Even though Brad Calipari, Jonny David and Dillon Pulliam aren’t the scholarship athletes who attract most fans to watch UK basketball, the opportunity to play at a prestigious basketball school like the University of Kentucky is a dream come true.

Being on the same team and making friends with some of the best basketball players in the world is another benefit of playing basketball for the Wildcats.

“Getting to be around guys like this and guys last year like (De’Aaron) Fox, Malik (Monk), Bam (Adebayo), Dominique (Hawkins), all those guys,” Pulliam said. “In my first year, Jamal (Murray), getting to play against those pros and just make lifelong friends, which has been really fun.”

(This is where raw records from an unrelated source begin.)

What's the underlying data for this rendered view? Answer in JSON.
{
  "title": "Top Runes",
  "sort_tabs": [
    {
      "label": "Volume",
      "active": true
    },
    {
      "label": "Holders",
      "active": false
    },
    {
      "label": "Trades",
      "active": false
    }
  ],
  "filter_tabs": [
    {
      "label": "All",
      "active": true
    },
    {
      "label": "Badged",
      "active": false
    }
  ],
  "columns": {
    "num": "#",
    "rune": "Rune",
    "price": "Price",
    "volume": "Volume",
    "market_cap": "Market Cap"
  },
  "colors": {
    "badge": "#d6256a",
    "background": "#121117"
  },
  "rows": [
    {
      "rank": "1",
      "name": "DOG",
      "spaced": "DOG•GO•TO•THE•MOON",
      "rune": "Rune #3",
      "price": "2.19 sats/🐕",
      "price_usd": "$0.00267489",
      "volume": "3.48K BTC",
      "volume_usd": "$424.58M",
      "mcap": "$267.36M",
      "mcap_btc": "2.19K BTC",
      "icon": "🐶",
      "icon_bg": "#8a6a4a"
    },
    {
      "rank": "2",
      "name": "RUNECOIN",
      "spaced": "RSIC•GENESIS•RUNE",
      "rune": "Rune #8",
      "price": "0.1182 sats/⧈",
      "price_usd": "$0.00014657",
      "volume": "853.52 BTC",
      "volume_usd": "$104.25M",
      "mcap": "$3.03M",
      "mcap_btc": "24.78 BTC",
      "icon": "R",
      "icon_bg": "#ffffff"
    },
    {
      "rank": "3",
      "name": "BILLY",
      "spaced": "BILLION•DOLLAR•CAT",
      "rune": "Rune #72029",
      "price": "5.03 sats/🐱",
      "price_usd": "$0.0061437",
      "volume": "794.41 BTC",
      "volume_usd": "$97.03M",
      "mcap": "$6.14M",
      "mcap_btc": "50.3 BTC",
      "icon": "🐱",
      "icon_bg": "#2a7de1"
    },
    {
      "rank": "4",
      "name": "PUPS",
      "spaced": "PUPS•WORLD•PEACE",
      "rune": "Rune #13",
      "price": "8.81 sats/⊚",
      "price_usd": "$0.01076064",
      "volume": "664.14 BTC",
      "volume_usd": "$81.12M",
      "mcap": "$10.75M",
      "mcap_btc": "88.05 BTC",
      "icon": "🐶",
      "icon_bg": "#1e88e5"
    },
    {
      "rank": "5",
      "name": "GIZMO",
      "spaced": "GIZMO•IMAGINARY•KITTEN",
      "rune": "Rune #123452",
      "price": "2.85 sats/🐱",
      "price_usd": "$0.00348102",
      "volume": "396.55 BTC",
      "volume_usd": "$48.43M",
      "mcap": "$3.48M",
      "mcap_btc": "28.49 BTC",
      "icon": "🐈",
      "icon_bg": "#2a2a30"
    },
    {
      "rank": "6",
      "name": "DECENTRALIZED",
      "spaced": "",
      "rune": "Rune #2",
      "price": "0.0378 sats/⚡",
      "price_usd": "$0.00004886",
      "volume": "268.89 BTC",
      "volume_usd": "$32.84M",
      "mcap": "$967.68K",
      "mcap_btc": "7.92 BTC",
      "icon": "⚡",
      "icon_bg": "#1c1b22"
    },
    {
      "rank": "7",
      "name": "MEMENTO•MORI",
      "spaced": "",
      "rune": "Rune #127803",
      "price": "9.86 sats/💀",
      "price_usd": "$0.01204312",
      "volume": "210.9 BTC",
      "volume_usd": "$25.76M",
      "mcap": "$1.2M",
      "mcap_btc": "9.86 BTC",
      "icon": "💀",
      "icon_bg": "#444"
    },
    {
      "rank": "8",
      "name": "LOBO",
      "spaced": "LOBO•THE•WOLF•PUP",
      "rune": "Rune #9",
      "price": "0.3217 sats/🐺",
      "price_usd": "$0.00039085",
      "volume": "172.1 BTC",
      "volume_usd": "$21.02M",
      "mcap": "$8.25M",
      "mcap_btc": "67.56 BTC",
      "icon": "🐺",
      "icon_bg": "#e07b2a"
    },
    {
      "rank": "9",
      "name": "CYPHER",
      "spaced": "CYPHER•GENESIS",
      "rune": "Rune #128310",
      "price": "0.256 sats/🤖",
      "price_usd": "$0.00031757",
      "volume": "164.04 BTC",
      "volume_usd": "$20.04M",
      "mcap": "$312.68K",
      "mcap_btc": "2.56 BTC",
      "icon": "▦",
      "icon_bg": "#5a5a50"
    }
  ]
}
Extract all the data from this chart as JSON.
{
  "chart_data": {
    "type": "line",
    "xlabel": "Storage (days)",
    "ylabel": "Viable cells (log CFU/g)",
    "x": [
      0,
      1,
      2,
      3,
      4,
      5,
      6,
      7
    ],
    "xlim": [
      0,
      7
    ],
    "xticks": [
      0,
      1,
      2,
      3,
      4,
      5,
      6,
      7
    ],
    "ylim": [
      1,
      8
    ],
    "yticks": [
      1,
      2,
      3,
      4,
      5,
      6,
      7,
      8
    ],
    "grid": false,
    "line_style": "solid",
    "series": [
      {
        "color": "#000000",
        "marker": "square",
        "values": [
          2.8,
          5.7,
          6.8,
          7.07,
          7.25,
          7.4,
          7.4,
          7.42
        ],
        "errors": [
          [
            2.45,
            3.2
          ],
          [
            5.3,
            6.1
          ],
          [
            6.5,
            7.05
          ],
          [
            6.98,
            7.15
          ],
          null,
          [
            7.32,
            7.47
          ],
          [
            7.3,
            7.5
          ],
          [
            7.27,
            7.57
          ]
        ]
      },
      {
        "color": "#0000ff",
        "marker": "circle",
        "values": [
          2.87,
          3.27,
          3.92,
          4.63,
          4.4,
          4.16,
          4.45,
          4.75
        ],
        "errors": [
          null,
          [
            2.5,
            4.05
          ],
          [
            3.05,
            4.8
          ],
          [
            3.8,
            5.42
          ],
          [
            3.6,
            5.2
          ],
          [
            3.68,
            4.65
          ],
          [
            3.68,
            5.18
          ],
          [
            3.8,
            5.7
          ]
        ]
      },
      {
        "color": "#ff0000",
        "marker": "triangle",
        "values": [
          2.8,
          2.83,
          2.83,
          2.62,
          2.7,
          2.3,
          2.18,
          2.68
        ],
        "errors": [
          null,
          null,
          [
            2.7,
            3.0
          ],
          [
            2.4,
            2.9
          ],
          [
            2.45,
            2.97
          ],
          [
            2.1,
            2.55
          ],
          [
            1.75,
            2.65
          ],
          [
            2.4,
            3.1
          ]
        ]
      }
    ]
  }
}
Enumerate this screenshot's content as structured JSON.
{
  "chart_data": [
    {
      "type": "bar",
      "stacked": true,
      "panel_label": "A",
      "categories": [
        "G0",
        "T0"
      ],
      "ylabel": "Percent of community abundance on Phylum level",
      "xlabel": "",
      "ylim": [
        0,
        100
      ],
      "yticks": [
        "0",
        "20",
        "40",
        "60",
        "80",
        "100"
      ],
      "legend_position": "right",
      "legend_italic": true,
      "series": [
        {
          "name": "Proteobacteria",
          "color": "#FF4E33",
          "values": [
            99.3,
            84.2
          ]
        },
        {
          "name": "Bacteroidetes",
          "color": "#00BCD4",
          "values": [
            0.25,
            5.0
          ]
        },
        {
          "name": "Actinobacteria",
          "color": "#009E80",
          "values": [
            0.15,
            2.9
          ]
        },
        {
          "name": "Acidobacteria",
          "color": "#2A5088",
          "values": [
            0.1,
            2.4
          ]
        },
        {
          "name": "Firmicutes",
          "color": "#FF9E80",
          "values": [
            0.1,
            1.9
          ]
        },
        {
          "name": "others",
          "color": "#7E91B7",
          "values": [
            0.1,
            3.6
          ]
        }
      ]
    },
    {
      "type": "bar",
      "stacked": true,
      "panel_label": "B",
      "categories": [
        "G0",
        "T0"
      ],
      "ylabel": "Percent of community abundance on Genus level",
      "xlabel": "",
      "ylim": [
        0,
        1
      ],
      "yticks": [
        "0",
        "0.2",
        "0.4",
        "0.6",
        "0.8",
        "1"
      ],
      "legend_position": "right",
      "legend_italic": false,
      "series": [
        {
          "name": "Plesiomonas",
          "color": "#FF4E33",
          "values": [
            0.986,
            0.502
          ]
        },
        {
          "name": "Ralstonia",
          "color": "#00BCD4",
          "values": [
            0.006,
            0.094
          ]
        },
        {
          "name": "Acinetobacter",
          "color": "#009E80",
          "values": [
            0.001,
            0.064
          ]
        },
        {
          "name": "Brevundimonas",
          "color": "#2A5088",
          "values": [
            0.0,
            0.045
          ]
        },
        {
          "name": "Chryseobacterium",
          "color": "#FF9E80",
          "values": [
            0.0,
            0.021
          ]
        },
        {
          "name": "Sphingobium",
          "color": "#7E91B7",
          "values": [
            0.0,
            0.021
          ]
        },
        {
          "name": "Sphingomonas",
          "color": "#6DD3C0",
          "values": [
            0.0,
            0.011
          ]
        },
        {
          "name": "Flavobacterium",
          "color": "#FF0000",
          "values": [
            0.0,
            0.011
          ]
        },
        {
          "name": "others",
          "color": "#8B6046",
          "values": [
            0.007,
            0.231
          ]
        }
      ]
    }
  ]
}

At most schools, walk-on athletes don’t get recognized by most fans. At UK, fans treat any UK basketball players like celebrities. While they may not be Kevin Knox or Hamidou Diallo, they’re very recognizable.

Sometimes walk-ons don’t mind being overshadowed by the scholarship athletes.

“It’s kind of nice sometimes, after games I can just sit there and they’ll do the media and stuff and I’m just, ‘Good, I can go,’” David said.

Experiencing amazing trips is an advantage of walking-on at UK. Since the Cats are always ranked high in the preseason polls, top-tier tournaments often invite the UK basketball squad.

“Also the traveling I guess is real nice, I never thought I’d be going to the Bahamas and stuff last year, and Vegas, which it’s amazing to be able to go,” David said.

Calipari has a relationship with the head basketball coach that is unlike many other college basketball players: Coach John Calipari is his dad. Whether Brad is a walk-on or scholarship athlete, his dad is going to push him to work hard, if not harder.

“It was good, it was different than I might’ve thought, but at the same time he pushed me harder than a lot of guys, and he still wants me to see – he wants to see me be great, and I think that’s why he pushed me so much harder than these other guys,” Brad said.

Walk-ons might not get much playing time on an elite basketball program, but they will usually be a member of a championship-caliber basketball team.

“Last year, we made a run to the Elite Eight; obviously we wanted to make it a little farther, we thought we had the chance to compete for a championship, but it was still a fun ride,” Pulliam said.

But walking-on at UK isn’t always fun and games. Sometimes sacrifices and hard work are essential to earn minutes.

“You got to be able to show you can play in practice, then that translates getting into the game,” Brad said.

While UK basketball walk-ons in the Coach Calipari era know they probably won’t get much playing time, enjoying the process of being a UK basketball player can be just as fun.